Venkataraman elaborated, “We see there are five things customers want— they want to build the data applications faster; they want to build data applications that scale; they want to build applications that are very resilient in terms of a load of any kind or a spike in activity; they want to build data applications that augment the data smartly— meaning predominantly leveraging and collecting data like ML-driven when data quality or anomaly reduction in the operations; and finally build data applications that are trustworthy. So, this is something we have seen as the common thread across most of our customers who are trying to achieve data transformation.”

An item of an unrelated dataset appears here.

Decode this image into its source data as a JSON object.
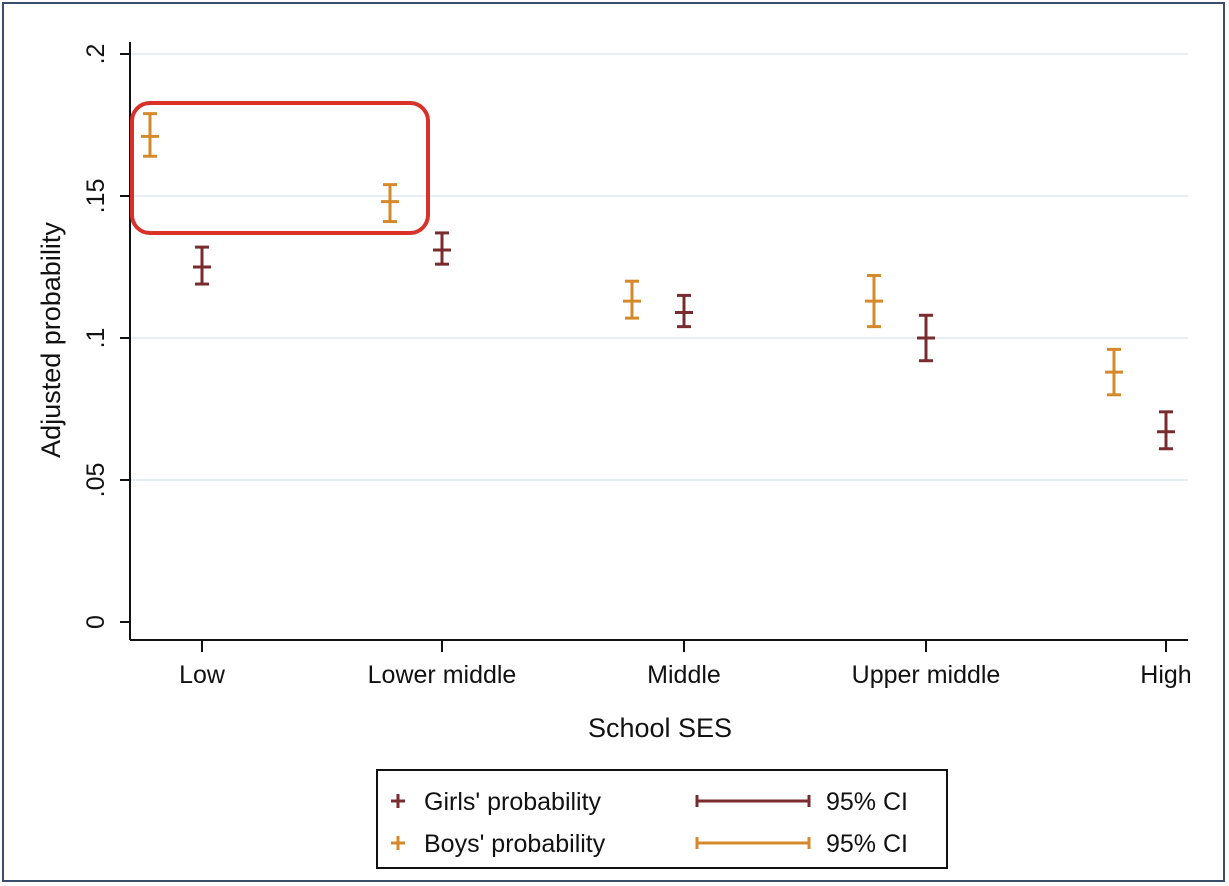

Further the data transformation story, experts say organisations need to use less of manual intervention in data supply chains and become more automated in terms of how they operate them. This entails managing large clusters and predicting when a failure is going to happen in a data supply chain so that enterprises can determine if extra compute is required to throw in additionally, or if a part of the data supply chain has to be re-engineered accordingly. Organisations also have to manage their data pipelines not just for the servers but even for application ops scenarios as well.
“It is critical to understand that with real-time streaming data processing, you need to predict which particular job has the propensity to fail when the data volume is doubled and if that is the case, which are the SLAs that could be missed. There are machine learning models that we deploy with our customers which help figure it all, beyond the infrastructure log and at an application or a business process level,” told Venkataraman.
Traditional enterprises have no choice but to innovate given they are facing stiff competition from technology startups— which may soon take away slices of markets from them. We witnessed such disruption in recent years across sectors like banking and finance where startups leveraging on cutting edge fin-tech disrupted the entire market. As a result of such disrupting startups, experts say enterprises need to become more transformative. For organisations to become transformative in the age of algorithmic intelligence, one critical aspect is to modernise the data supply chains.